How To Buy The Right Running Shoes

by Maggie Puniewska

New York Fashion Week was bombed with fitness-inspired trends this year, and the sporty girl inside us rejoiced at the fact that runways were swapping stilettos and crop tops for sweatpants and gym shoes. It's completely encouraged to embrace the athletic look all the time this year, but when it comes to your actual running shoes, you'll want to stray from the pack and give your feet some extra personal attention.

Every person's foot, running style, and of course, running frequency, is different, so what works for one runner may not cut it for another. Johanna Bjorken, merchandise director at JackRabbit Sports in New York City, reveals the top five mistakes that people make when looking for a new pair of kicks.

Dodge these blunders and your feet will thank you.

Heading to the Mall

The mall is a great place for things like last-minute Halloween costumes and those engraved photo frames you give as wedding presents to couples you barely know. But for running shoes, you'll want to head to a proper running store.

The prices may be a tad more expensive, but think: If you're spending just 30 minutes each day in your sneaks, it's worth it to throw down a couple extra bucks to ditch blisters and pain. Good running stores will do an in-depth analysis of your foot to help you find the perfect pair.

Paying Too Much Attention to Arches

The thinking used to be that this tiny body part — your arches — should play the biggest role in determining what shoes you would buy. Enter advances in running technology and foot analysis (yes, that's a thing) and the running world realized there's so much more to shoe fit.

"How high or low your arches are may be a good indication of how rigid or flexible your foot is, but not how strong," Bjorken says. Experts will also take into account other variables such as pronation (the inward transfer of weight during impact), where the foot strikes the ground, and how often you actually plan on hitting the pavement.

Being a Shallow Copycat

Being shallow, or a copycat, is never admirable and especially not when it comes to sneakers. Shoes are just not a one-size-fits-all kind of deal. Your friend's kicks might look great, but it is not likely your foot shape will match. The shoes that fit her and suit her running style may not be right for you, Bjorken notes.
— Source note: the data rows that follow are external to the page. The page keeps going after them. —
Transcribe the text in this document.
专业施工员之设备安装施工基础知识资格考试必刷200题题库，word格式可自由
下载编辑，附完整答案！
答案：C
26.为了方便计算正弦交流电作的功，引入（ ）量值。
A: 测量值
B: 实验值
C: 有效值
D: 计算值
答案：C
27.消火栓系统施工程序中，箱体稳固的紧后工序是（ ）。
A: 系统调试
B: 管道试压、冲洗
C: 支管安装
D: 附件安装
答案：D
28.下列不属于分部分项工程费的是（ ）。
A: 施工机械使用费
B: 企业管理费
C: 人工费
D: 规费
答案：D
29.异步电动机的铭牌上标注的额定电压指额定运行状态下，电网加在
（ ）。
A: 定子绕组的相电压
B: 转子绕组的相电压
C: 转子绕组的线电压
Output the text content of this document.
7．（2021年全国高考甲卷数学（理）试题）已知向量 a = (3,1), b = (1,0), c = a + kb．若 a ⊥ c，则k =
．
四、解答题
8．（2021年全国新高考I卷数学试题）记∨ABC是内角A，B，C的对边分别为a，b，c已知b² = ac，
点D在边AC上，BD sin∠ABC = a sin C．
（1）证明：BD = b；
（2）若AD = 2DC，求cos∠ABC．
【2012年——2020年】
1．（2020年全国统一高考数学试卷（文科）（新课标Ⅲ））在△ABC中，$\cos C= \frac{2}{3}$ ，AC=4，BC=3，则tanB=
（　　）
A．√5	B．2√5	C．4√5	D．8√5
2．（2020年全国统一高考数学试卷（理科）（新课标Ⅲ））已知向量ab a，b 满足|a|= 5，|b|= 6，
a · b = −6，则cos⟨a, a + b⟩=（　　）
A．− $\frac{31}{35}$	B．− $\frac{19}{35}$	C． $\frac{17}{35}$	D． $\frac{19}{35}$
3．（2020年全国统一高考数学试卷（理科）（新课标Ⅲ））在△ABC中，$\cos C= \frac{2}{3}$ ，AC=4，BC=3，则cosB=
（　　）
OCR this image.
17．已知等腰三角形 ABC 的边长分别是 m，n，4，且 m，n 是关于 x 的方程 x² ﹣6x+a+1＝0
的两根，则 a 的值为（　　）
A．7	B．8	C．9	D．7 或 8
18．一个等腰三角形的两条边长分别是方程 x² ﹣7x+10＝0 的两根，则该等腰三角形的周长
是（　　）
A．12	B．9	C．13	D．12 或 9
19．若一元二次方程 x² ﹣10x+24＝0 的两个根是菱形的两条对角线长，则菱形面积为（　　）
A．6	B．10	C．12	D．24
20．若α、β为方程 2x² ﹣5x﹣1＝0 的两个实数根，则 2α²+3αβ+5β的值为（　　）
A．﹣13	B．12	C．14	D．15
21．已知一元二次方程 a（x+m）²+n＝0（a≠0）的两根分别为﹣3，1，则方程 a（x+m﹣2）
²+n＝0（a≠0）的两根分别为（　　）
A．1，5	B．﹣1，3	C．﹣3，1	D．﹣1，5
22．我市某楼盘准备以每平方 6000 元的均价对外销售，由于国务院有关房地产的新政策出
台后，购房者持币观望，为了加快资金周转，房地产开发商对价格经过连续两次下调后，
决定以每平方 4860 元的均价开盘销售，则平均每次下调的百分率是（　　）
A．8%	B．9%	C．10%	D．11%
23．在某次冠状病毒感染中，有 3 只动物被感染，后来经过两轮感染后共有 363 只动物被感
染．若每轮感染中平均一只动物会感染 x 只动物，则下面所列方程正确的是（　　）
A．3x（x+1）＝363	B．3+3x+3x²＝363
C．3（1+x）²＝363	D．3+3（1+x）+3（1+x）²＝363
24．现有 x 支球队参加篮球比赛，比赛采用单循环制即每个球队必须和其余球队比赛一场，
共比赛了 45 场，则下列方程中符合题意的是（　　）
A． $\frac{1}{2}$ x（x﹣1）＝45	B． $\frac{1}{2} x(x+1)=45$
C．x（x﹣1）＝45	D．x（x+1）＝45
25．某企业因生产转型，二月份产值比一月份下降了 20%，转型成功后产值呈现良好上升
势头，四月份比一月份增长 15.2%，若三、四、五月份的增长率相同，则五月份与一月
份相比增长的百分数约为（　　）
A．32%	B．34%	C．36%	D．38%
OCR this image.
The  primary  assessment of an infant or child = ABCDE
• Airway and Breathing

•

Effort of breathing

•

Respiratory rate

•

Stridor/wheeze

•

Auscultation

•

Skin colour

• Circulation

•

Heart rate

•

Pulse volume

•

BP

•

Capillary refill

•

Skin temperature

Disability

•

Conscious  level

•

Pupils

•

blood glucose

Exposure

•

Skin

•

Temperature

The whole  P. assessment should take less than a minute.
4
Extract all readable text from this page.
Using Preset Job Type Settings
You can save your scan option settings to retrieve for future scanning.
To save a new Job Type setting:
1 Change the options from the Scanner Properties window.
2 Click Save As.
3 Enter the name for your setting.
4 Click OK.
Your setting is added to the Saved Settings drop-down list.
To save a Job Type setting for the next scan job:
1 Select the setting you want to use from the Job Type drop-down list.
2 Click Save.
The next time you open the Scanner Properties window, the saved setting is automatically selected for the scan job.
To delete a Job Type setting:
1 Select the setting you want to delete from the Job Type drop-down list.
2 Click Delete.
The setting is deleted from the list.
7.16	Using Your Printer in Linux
Beauty alone is not a virtue. "Loving the way your shoes look can be a great motivator to putting them on, but if they’re wrong for you, you’re not going to wear them at all," Bjorken says.

Getting Stuck on the Size

Your shoe size, that is. "Running shoes can be measured slightly different than fashion footwear, so don’t be surprised if you need a half to full size bigger," Bjorken says.

How should sneaks fit? She says feet expand when you run because it’s one of the ways your body naturally absorbs shock. "The shoe should fit securely, without slippage, in the heel and around the middle of your foot, but there should be space in the forefoot for your toes to wiggle around, and about one centimeter between the end of your longest toe and the end of the shoe," she says.

Wanting to Break Them in

Running experts will tell you the entire concept of "breaking in" is more of a myth than a maxim. "Running shoes should be comfortable from day one. If they are uncomfortable in the store, they’re not going to improve with age," she says.

If the kicks hurts before you even make a purchase, ditch them.